If you are considering placing your child for adoption, we can offer you the steps and information to help you along the way.
Find the agency you’d like to work with. It’s helpful to find a local one as they understand the adoption laws in your state, but more importantly, they have caring staff to assist you and provide Hope and Encouragement as you navigate the decisions you will be making.
Our agency staff will be there all along your journey and can be as involved as you choose. We are there to help you, before and after, you deliver your child.
Your chosen agency will help you make an “Adoption Plan” and that will include what you’d like to have happen in the hospital at delivery. Do you want the adoptive couple there? Do you want them to come after you deliver the baby? How much interaction would you like with the baby while you’re in the hospital and after delivery? Would you like your chosen family to attend prenatal doctor visits with you? These are all things that you get to decide. This is your adoption plan.
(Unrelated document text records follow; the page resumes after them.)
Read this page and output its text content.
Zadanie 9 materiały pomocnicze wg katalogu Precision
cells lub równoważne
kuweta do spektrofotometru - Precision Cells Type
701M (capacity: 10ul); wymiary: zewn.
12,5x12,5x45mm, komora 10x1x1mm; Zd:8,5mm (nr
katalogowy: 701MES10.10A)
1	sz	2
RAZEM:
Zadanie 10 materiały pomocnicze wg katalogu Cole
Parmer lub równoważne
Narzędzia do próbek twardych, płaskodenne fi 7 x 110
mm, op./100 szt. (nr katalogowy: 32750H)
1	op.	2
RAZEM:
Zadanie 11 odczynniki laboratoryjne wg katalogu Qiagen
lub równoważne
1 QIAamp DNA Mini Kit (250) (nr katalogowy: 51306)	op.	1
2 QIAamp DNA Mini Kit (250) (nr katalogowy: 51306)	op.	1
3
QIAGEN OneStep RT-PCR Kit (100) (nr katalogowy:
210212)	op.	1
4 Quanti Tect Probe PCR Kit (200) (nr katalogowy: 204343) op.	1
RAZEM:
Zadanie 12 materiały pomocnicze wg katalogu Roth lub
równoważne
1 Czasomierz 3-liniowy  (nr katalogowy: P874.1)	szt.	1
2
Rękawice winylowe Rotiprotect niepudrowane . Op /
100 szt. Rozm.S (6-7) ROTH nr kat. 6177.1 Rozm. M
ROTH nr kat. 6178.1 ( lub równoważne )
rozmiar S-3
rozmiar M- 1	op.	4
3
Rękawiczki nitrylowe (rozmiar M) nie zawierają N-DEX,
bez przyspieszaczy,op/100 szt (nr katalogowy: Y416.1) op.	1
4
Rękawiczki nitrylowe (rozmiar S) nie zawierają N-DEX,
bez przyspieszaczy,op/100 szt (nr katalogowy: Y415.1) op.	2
Also, you can choose what level of contact you’d like after the baby is born and placed with the family you have chosen. Would you like a completely Open adoption-with occasional contact? Would you prefer a “semi-open” adoption with pictures through text and email, and a possible annual visit? Do you think you’d rather just have pictures? This is your choice. You can even change your mind as time goes on and your feelings and needs change.
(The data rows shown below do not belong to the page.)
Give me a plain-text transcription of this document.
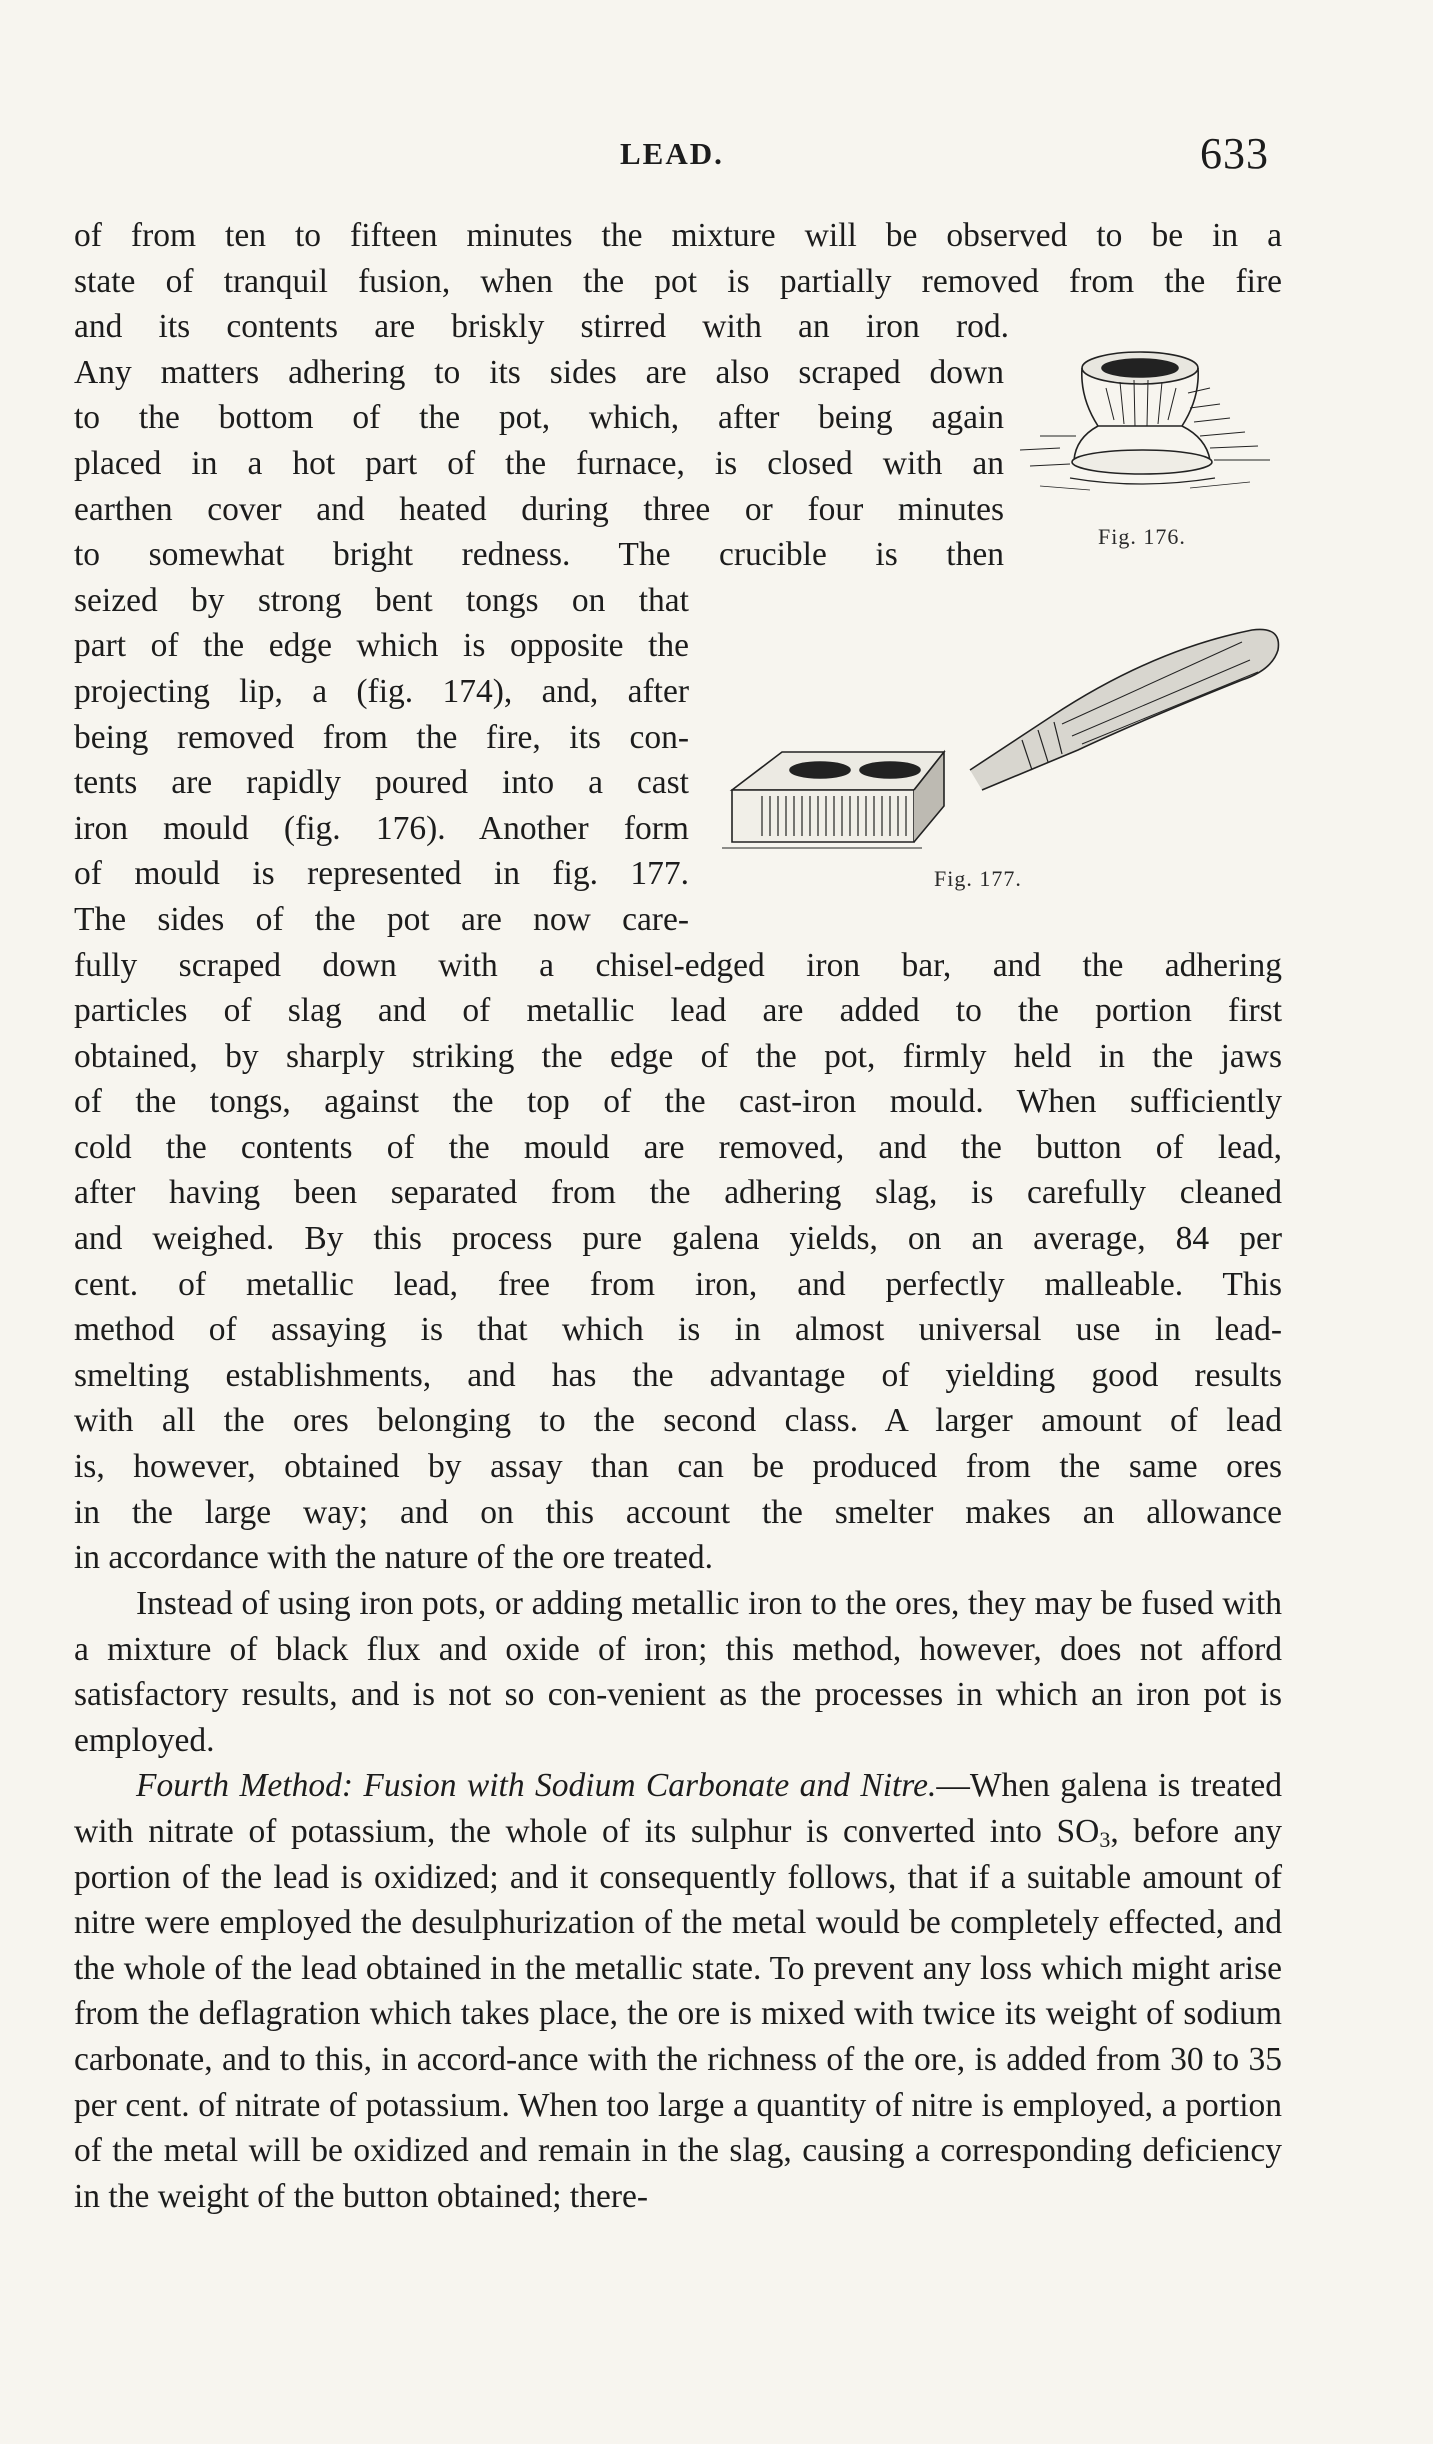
LEAD.	633
of from ten to fifteen minutes the mixture will be observed to be in a
state of tranquil fusion, when the pot is partially removed from the fire
and its contents are briskly stirred with an iron rod.
Any matters adhering to its sides are also scraped down
to the bottom of the pot, which, after being again
placed in a hot part of the furnace, is closed with an
earthen cover and heated during three or four minutes
to somewhat bright redness. The crucible is then
seized by strong bent tongs on that
part of the edge which is opposite the
projecting lip, a (fig. 174), and, after
being removed from the fire, its con-
tents are rapidly poured into a cast
iron mould (fig. 176). Another form
of mould is represented in fig. 177.
The sides of the pot are now care-
fully scraped down with a chisel-edged iron bar, and the adhering
particles of slag and of metallic lead are added to the portion first
obtained, by sharply striking the edge of the pot, firmly held in the jaws
of the tongs, against the top of the cast-iron mould. When sufficiently
cold the contents of the mould are removed, and the button of lead,
after having been separated from the adhering slag, is carefully cleaned
and weighed. By this process pure galena yields, on an average, 84 per
cent. of metallic lead, free from iron, and perfectly malleable. This
method of assaying is that which is in almost universal use in lead-
smelting establishments, and has the advantage of yielding good results
with all the ores belonging to the second class. A larger amount of lead
is, however, obtained by assay than can be produced from the same ores
in the large way; and on this account the smelter makes an allowance
in accordance with the nature of the ore treated.

Instead of using iron pots, or adding metallic iron to the ores, they may be fused with a mixture of black flux and oxide of iron; this method, however, does not afford satisfactory results, and is not so con-venient as the processes in which an iron pot is employed.

Fourth Method: Fusion with Sodium Carbonate and Nitre.—When galena is treated with nitrate of potassium, the whole of its sulphur is converted into $SO_3$, before any portion of the lead is oxidized; and it consequently follows, that if a suitable amount of nitre were employed the desulphurization of the metal would be completely effected, and the whole of the lead obtained in the metallic state. To prevent any loss which might arise from the deflagration which takes place, the ore is mixed with twice its weight of sodium carbonate, and to this, in accord-ance with the richness of the ore, is added from 30 to 35 per cent. of nitrate of potassium. When too large a quantity of nitre is employed, a portion of the metal will be oxidized and remain in the slag, causing a corresponding deficiency in the weight of the button obtained; there-

Fig. 176.
Fig. 177.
Many young women find that they are so at peace with the family they’ve chosen, that they don’t need near as much interaction (after the baby is placed) as they thought. So, you can even “play it by ear” and see how you feel. There are no set rules! Your feelings and wishes will be respected.
Choose an adoptive family! You will be given the opportunity to choose from multiple families. You can even talk to (or interview) some if you are having trouble choosing between several. Oftentimes, young ladies find that they feel a strong connection to a particular family, and those feelings only strengthen as they get to know one another.
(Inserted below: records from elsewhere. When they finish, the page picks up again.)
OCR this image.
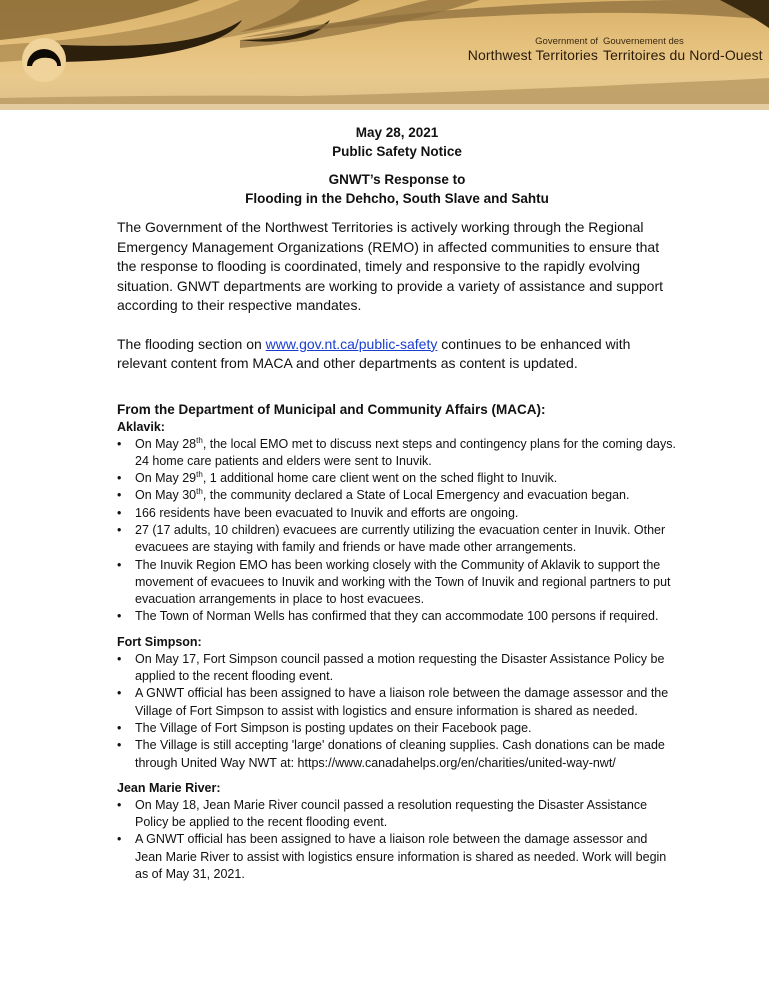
Government of
Northwest Territories
Gouvernement des
Territoires du Nord-Ouest
May 28, 2021
Public Safety Notice
GNWT’s Response to
Flooding in the Dehcho, South Slave and Sahtu

The Government of the Northwest Territories is actively working through the Regional Emergency Management Organizations (REMO) in affected communities to ensure that the response to flooding is coordinated, timely and responsive to the rapidly evolving situation. GNWT departments are working to provide a variety of assistance and support according to their respective mandates.

The flooding section on www.gov.nt.ca/public-safety continues to be enhanced with relevant content from MACA and other departments as content is updated.

From the Department of Municipal and Community Affairs (MACA):
Aklavik:
• On May 28th, the local EMO met to discuss next steps and contingency plans for the coming days. 24 home care patients and elders were sent to Inuvik.
• On May 29th, 1 additional home care client went on the sched flight to Inuvik.
• On May 30th, the community declared a State of Local Emergency and evacuation began.
• 166 residents have been evacuated to Inuvik and efforts are ongoing.
• 27 (17 adults, 10 children) evacuees are currently utilizing the evacuation center in Inuvik. Other evacuees are staying with family and friends or have made other arrangements.
• The Inuvik Region EMO has been working closely with the Community of Aklavik to support the movement of evacuees to Inuvik and working with the Town of Inuvik and regional partners to put evacuation arrangements in place to host evacuees.
• The Town of Norman Wells has confirmed that they can accommodate 100 persons if required.
Fort Simpson:
• On May 17, Fort Simpson council passed a motion requesting the Disaster Assistance Policy be applied to the recent flooding event.
• A GNWT official has been assigned to have a liaison role between the damage assessor and the Village of Fort Simpson to assist with logistics and ensure information is shared as needed.
• The Village of Fort Simpson is posting updates on their Facebook page.
• The Village is still accepting 'large' donations of cleaning supplies. Cash donations can be made through United Way NWT at: https://www.canadahelps.org/en/charities/united-way-nwt/
Jean Marie River:
• On May 18, Jean Marie River council passed a resolution requesting the Disaster Assistance Policy be applied to the recent flooding event.
• A GNWT official has been assigned to have a liaison role between the damage assessor and Jean Marie River to assist with logistics ensure information is shared as needed. Work will begin as of May 31, 2021.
You can meet and begin to form a relationship with your chosen family. You can have as much (or as little) contact with them before (and after) you deliver, as you are both comfortable with. This is certainly something you can discuss with the family. While they will be busy getting to know (and caring for) this new little one, they will want to make sure you get those updates.
The Delivery. Our promise to you is that you will be treated with the utmost compassion, respect and dignity. We work diligently with hospital staff to make sure they understand the sensitive nature of this process. Your chosen adoptive family also understands that the utmost empathy and love is required and expected at this time. Our staff will see to it that your adoption plan is followed to the letter. Your wishes and needs are our top priority.
Moving forward, our staff will be available to you as often as you need. We can offer counseling and support as you begin to heal physically and emotionally from this process.
Your child’s chosen family will also be empathetic to your needs moving forward. While it is very important for the adoptive family to bond with the baby, it’s also important that they send texts and updates in those early days, weeks and months as you heal and begin to move forward with the goals and plans you have made throughout your pregnancy.
It is our goal (and our prayer) that you can look back and know that this process has been a positive and uplifting one-even though it is not easy-and that you have found great comfort (and loving support) from our staff and the family you have chosen to be the parents of your child.